Clinically embedded research is clearly key to this kind of success and numerous examples of this approach are in evidence at the centre, including Professor Sarah Pendlebury’s research on confusion and dementia in acute medical admissions under her clinical care. Home blood pressure monitoring is another example, where people with a recent stroke measure their blood pressure daily at home and the results are beamed back to central computers at the centre. Researchers monitor the readings in real time and quickly get patients on to the right doses and combinations of tablets to control their blood pressure. Patients feel empowered by being so closely involved in sorting out their risk factors and the researchers can assess whether this approach reduces the risk of further strokes.

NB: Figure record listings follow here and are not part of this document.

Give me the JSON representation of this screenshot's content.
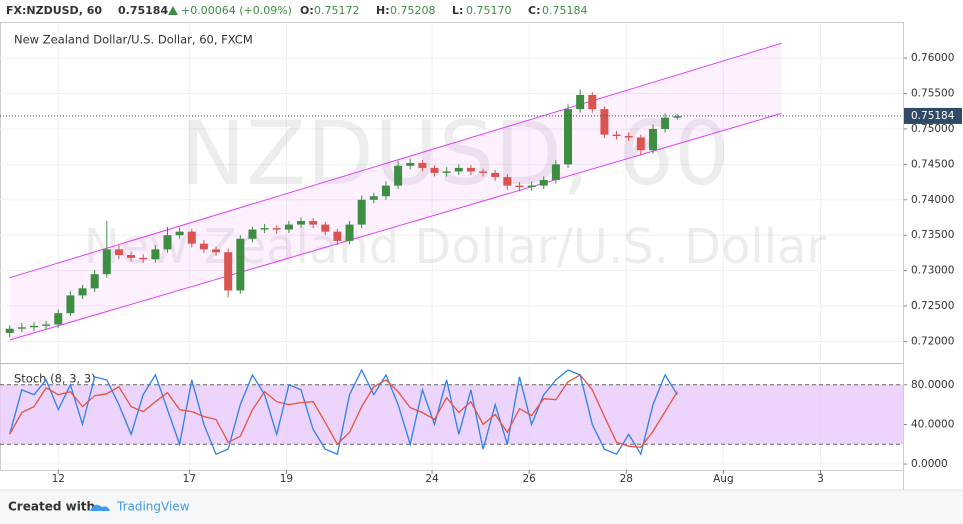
{
  "header": {
    "symbol": "FX:NZDUSD, 60",
    "last": "0.75184",
    "change": "+0.00064 (+0.09%)",
    "ohlc": [
      {
        "label": "O:",
        "value": "0.75172"
      },
      {
        "label": "H:",
        "value": "0.75208"
      },
      {
        "label": "L:",
        "value": "0.75170"
      },
      {
        "label": "C:",
        "value": "0.75184"
      }
    ]
  },
  "footer": {
    "created": "Created with",
    "brand": "TradingView"
  },
  "chart_data": [
    {
      "type": "candlestick",
      "title": "New Zealand Dollar/U.S. Dollar, 60, FXCM",
      "watermark": [
        "NZDUSD, 60",
        "New Zealand Dollar/U.S. Dollar"
      ],
      "up_color": "#3e8e41",
      "down_color": "#d9534f",
      "x": [
        0,
        0.25,
        0.5,
        0.75,
        1,
        1.25,
        1.5,
        1.75,
        2,
        2.25,
        2.5,
        2.75,
        3,
        3.25,
        3.5,
        3.75,
        4,
        4.25,
        4.5,
        4.75,
        5,
        5.25,
        5.5,
        5.75,
        6,
        6.25,
        6.5,
        6.75,
        7,
        7.25,
        7.5,
        7.75,
        8,
        8.25,
        8.5,
        8.75,
        9,
        9.25,
        9.5,
        9.75,
        10,
        10.25,
        10.5,
        10.75,
        11,
        11.25,
        11.5,
        11.75,
        12,
        12.25,
        12.5,
        12.75,
        13,
        13.25,
        13.5,
        13.75
      ],
      "series": [
        {
          "name": "open",
          "values": [
            0.7212,
            0.7218,
            0.722,
            0.7222,
            0.7224,
            0.724,
            0.7265,
            0.7275,
            0.7295,
            0.733,
            0.7322,
            0.7318,
            0.7316,
            0.733,
            0.735,
            0.7355,
            0.7338,
            0.733,
            0.7326,
            0.7272,
            0.7345,
            0.7358,
            0.736,
            0.7358,
            0.7365,
            0.737,
            0.7365,
            0.7355,
            0.7342,
            0.7365,
            0.74,
            0.7405,
            0.742,
            0.7448,
            0.7452,
            0.7445,
            0.7438,
            0.744,
            0.7445,
            0.744,
            0.7438,
            0.7432,
            0.742,
            0.7418,
            0.742,
            0.7428,
            0.745,
            0.7528,
            0.7548,
            0.7528,
            0.7492,
            0.749,
            0.7488,
            0.747,
            0.75,
            0.7516
          ]
        },
        {
          "name": "high",
          "values": [
            0.7223,
            0.7226,
            0.7227,
            0.7229,
            0.7245,
            0.7271,
            0.728,
            0.7301,
            0.737,
            0.7336,
            0.7327,
            0.7323,
            0.7336,
            0.7362,
            0.7361,
            0.7359,
            0.7343,
            0.7334,
            0.7331,
            0.735,
            0.7362,
            0.7366,
            0.7364,
            0.737,
            0.7375,
            0.7374,
            0.7369,
            0.7359,
            0.737,
            0.7406,
            0.741,
            0.7426,
            0.7455,
            0.7458,
            0.7456,
            0.7449,
            0.7446,
            0.745,
            0.7449,
            0.7444,
            0.7442,
            0.7436,
            0.7425,
            0.7426,
            0.7433,
            0.7456,
            0.7535,
            0.7556,
            0.7552,
            0.7532,
            0.7497,
            0.7495,
            0.7492,
            0.7506,
            0.7522,
            0.7521
          ]
        },
        {
          "name": "low",
          "values": [
            0.7206,
            0.7213,
            0.7215,
            0.7217,
            0.7219,
            0.7236,
            0.726,
            0.727,
            0.729,
            0.7316,
            0.7313,
            0.7311,
            0.7311,
            0.7325,
            0.7345,
            0.7333,
            0.7325,
            0.7321,
            0.7262,
            0.7267,
            0.734,
            0.7353,
            0.7352,
            0.7353,
            0.736,
            0.736,
            0.735,
            0.7336,
            0.7337,
            0.736,
            0.7395,
            0.74,
            0.7415,
            0.7443,
            0.744,
            0.7433,
            0.7433,
            0.7435,
            0.7435,
            0.7433,
            0.7427,
            0.7414,
            0.7412,
            0.7413,
            0.7415,
            0.7423,
            0.7445,
            0.7523,
            0.7523,
            0.7487,
            0.7485,
            0.7483,
            0.7463,
            0.7465,
            0.7495,
            0.7513
          ]
        },
        {
          "name": "close",
          "values": [
            0.7218,
            0.722,
            0.7222,
            0.7224,
            0.724,
            0.7265,
            0.7275,
            0.7295,
            0.733,
            0.7322,
            0.7318,
            0.7316,
            0.733,
            0.735,
            0.7355,
            0.7338,
            0.733,
            0.7326,
            0.7272,
            0.7345,
            0.7358,
            0.736,
            0.7358,
            0.7365,
            0.737,
            0.7365,
            0.7355,
            0.7342,
            0.7365,
            0.74,
            0.7405,
            0.742,
            0.7448,
            0.7452,
            0.7445,
            0.7438,
            0.744,
            0.7445,
            0.744,
            0.7438,
            0.7432,
            0.742,
            0.7418,
            0.742,
            0.7428,
            0.745,
            0.7528,
            0.7548,
            0.7528,
            0.7492,
            0.749,
            0.7488,
            0.747,
            0.75,
            0.7516,
            0.7518
          ]
        }
      ],
      "channel": {
        "x": [
          0,
          15.9
        ],
        "upper": [
          0.729,
          0.7621
        ],
        "lower": [
          0.7202,
          0.7522
        ],
        "color": "#e040fb"
      },
      "last_price": 0.75184,
      "xlim": [
        -0.2,
        18.4
      ],
      "xticks": [
        {
          "value": 1.0,
          "label": "12"
        },
        {
          "value": 3.7,
          "label": "17"
        },
        {
          "value": 5.7,
          "label": "19"
        },
        {
          "value": 8.7,
          "label": "24"
        },
        {
          "value": 10.7,
          "label": "26"
        },
        {
          "value": 12.7,
          "label": "28"
        },
        {
          "value": 14.7,
          "label": "Aug"
        },
        {
          "value": 16.7,
          "label": "3"
        }
      ],
      "ylim": [
        0.7171,
        0.7651
      ],
      "yticks": [
        {
          "value": 0.72,
          "label": "0.72000"
        },
        {
          "value": 0.725,
          "label": "0.72500"
        },
        {
          "value": 0.73,
          "label": "0.73000"
        },
        {
          "value": 0.735,
          "label": "0.73500"
        },
        {
          "value": 0.74,
          "label": "0.74000"
        },
        {
          "value": 0.745,
          "label": "0.74500"
        },
        {
          "value": 0.75,
          "label": "0.75000"
        },
        {
          "value": 0.755,
          "label": "0.75500"
        },
        {
          "value": 0.76,
          "label": "0.76000"
        }
      ],
      "grid": true
    },
    {
      "type": "line",
      "title": "Stoch (8, 3, 3)",
      "x": [
        0,
        0.25,
        0.5,
        0.75,
        1,
        1.25,
        1.5,
        1.75,
        2,
        2.25,
        2.5,
        2.75,
        3,
        3.25,
        3.5,
        3.75,
        4,
        4.25,
        4.5,
        4.75,
        5,
        5.25,
        5.5,
        5.75,
        6,
        6.25,
        6.5,
        6.75,
        7,
        7.25,
        7.5,
        7.75,
        8,
        8.25,
        8.5,
        8.75,
        9,
        9.25,
        9.5,
        9.75,
        10,
        10.25,
        10.5,
        10.75,
        11,
        11.25,
        11.5,
        11.75,
        12,
        12.25,
        12.5,
        12.75,
        13,
        13.25,
        13.5,
        13.75
      ],
      "series": [
        {
          "name": "%K",
          "color": "#2f80ed",
          "values": [
            30,
            75,
            70,
            85,
            55,
            80,
            40,
            88,
            85,
            60,
            30,
            70,
            90,
            55,
            20,
            85,
            40,
            10,
            15,
            60,
            90,
            70,
            30,
            80,
            75,
            35,
            15,
            10,
            70,
            95,
            70,
            90,
            60,
            20,
            75,
            40,
            85,
            30,
            75,
            15,
            60,
            20,
            88,
            40,
            70,
            85,
            95,
            90,
            40,
            15,
            10,
            30,
            10,
            60,
            90,
            70
          ]
        },
        {
          "name": "%D",
          "color": "#e8533f",
          "values": [
            30,
            52,
            58,
            77,
            70,
            73,
            58,
            69,
            71,
            78,
            58,
            53,
            63,
            72,
            55,
            53,
            48,
            45,
            22,
            28,
            55,
            73,
            63,
            60,
            62,
            63,
            42,
            20,
            32,
            58,
            78,
            85,
            73,
            57,
            52,
            45,
            67,
            52,
            63,
            40,
            50,
            32,
            56,
            49,
            66,
            65,
            83,
            90,
            75,
            48,
            22,
            18,
            17,
            33,
            53,
            73
          ]
        }
      ],
      "band": [
        20,
        80
      ],
      "band_color": "#e7c9fb",
      "ylim": [
        -6,
        100
      ],
      "yticks": [
        {
          "value": 0,
          "label": "0.0000"
        },
        {
          "value": 40,
          "label": "40.0000"
        },
        {
          "value": 80,
          "label": "80.0000"
        }
      ],
      "grid": true
    }
  ]
}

‘We are the only purpose-built centre in the world dedicated to doing the clinical research needed to prevent stroke and vascular dementia.’

Professor Peter Rothwell

Clinical research into stroke and dementia requires very similar resources, relying on, for example, high quality brain imaging and detailed vascular physiology studies, and on multidisciplinary working. ‘For a lot of our studies, we recruit a cohort of patients with a particular condition and do the detailed clinical assessments and investigations (‘phenotyping’) necessary to allow collaborators to relate what they find in analyses of the patients’ blood or DNA as precisely as possible to the clinical condition.’

Oxford is an exceptional location for the Centre for Prevention of Stroke and Dementia due to its clinical links, its brain banks, its unique patient cohorts, and a critical mass of collaborative researchers. ‘The new building has allowed us to bring together about a quarter of all clinical stroke researchers in the UK under the one roof,’ says Professor Rothwell. ‘The centre also provides the space needed for our younger researchers to be able to build their own teams and to develop the new ideas that will ensure that we continue to make a difference.’